Moong Dal Halwa
Veg
Split yellow moong dal soaked, ground to a paste, and slow-fried in ghee for up to two hours until it turns golden and granular, then cooked with milk and sugar into a rich, dense halwa — an intensely labour-intensive North Indian winter sweet, the hallmark of Brij and Rajasthani weddings.
Cuisines
Vidarbha
Rajasthani
Malwi
Haryanvi
Awadhi
Punjabi
Delhi
Marwari
Brij
Best for
Lunch
Dinner
Recipe
Prep: 10 min
Cook: 40 min
Total: 50 min
2-3 servings
Ingredients
| 1/2 cup | moong dal (split yellow gram) |
| 1/3 cup | ghee |
| 1/2 cup | sugar |
| 1 cup | milk |
| 1/4 cup | water |
| 1/4 teaspoon | cardamom powder |
| 2 tablespoons | chopped almonds |
| 2 tablespoons | chopped cashews |
| 2 tablespoons | raisins |
| — | saffron strands (a pinch) |
Instructions
- 1 Wash the moong dal thoroughly and soak it in water for 2-3 hours.
- 2 Drain the water and grind the dal to a coarse paste without adding any water.
- 3 Heat ghee in a heavy-bottomed pan on medium heat.
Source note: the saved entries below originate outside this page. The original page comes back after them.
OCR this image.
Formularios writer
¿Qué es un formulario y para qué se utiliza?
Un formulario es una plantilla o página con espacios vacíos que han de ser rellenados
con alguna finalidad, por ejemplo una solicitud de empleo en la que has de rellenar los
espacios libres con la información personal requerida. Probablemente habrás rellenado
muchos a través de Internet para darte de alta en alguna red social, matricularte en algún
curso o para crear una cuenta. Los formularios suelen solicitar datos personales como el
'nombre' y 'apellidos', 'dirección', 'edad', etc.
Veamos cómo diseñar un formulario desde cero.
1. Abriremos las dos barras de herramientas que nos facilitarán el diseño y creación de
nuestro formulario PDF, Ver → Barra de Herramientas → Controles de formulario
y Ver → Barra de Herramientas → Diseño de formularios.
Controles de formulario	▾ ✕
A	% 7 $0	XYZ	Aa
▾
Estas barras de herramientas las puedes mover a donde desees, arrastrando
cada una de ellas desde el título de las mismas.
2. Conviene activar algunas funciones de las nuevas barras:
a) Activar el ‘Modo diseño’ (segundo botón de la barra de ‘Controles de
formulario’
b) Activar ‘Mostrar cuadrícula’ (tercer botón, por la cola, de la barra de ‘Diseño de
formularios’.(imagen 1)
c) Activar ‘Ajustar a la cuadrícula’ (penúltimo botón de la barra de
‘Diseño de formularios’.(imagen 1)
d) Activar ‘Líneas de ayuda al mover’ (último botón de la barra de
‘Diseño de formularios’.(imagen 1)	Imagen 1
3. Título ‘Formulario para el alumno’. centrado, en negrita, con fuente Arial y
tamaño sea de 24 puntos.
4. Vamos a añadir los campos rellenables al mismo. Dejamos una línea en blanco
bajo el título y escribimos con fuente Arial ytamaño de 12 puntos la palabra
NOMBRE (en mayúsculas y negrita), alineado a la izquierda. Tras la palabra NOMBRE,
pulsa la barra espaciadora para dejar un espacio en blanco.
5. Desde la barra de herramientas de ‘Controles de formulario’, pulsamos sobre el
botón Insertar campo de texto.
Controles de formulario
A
- 4 Add the moong dal paste and cook on low heat, stirring continuously until it turns golden brown and releases a nutty aroma.
- 5 In a separate pan, bring milk and water to a boil.
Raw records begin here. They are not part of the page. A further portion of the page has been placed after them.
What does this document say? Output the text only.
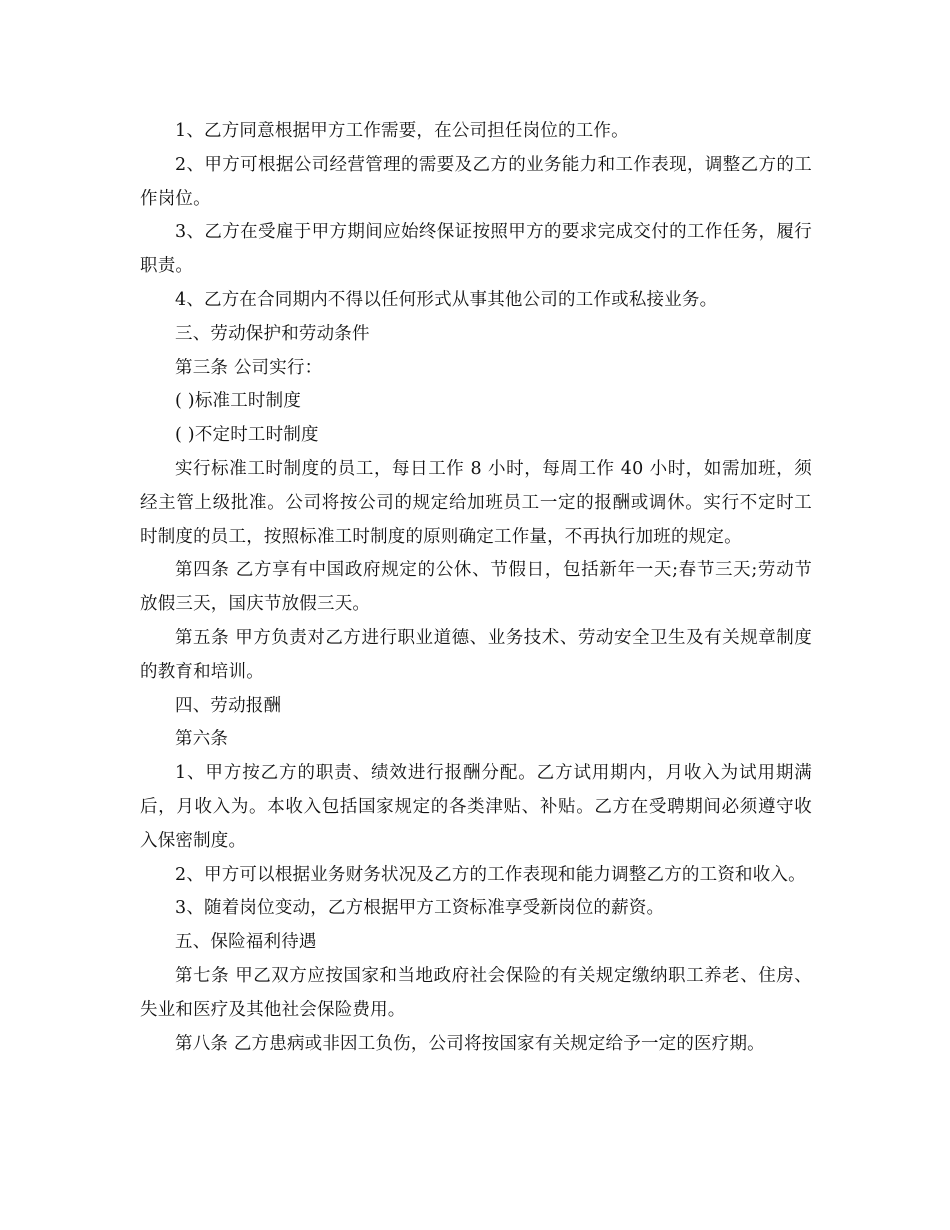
1、乙方同意根据甲方工作需要，在公司担任岗位的工作。

2、甲方可根据公司经营管理的需要及乙方的业务能力和工作表现，调整乙方的工作岗位。

3、乙方在受雇于甲方期间应始终保证按照甲方的要求完成交付的工作任务，履行职责。

4、乙方在合同期内不得以任何形式从事其他公司的工作或私接业务。

三、劳动保护和劳动条件

第三条 公司实行：

( )标准工时制度

( )不定时工时制度

实行标准工时制度的员工，每日工作 8 小时，每周工作 40 小时，如需加班，须经主管上级批准。公司将按公司的规定给加班员工一定的报酬或调休。实行不定时工时制度的员工，按照标准工时制度的原则确定工作量，不再执行加班的规定。

第四条 乙方享有中国政府规定的公休、节假日，包括新年一天;春节三天;劳动节放假三天，国庆节放假三天。

第五条 甲方负责对乙方进行职业道德、业务技术、劳动安全卫生及有关规章制度的教育和培训。

四、劳动报酬

第六条

1、甲方按乙方的职责、绩效进行报酬分配。乙方试用期内，月收入为试用期满后，月收入为。本收入包括国家规定的各类津贴、补贴。乙方在受聘期间必须遵守收入保密制度。

2、甲方可以根据业务财务状况及乙方的工作表现和能力调整乙方的工资和收入。

3、随着岗位变动，乙方根据甲方工资标准享受新岗位的薪资。

五、保险福利待遇

第七条 甲乙双方应按国家和当地政府社会保险的有关规定缴纳职工养老、住房、失业和医疗及其他社会保险费用。

第八条 乙方患病或非因工负伤，公司将按国家有关规定给予一定的医疗期。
- 6 Add the boiling milk-water mixture to the roasted dal, stirring continuously to avoid lumps.
- 7 Cook until the mixture thickens and the ghee starts to separate.
- 8 Add sugar and mix well, continuing to cook until the sugar is fully dissolved and the halwa thickens further.
- 9 Stir in cardamom powder and saffron strands.
- 10 Garnish with chopped almonds, cashews, and raisins.
- 11 Serve warm.
Tips
Roasting the dal properly is crucial for a rich flavor. Be patient and stir continuously to prevent burning.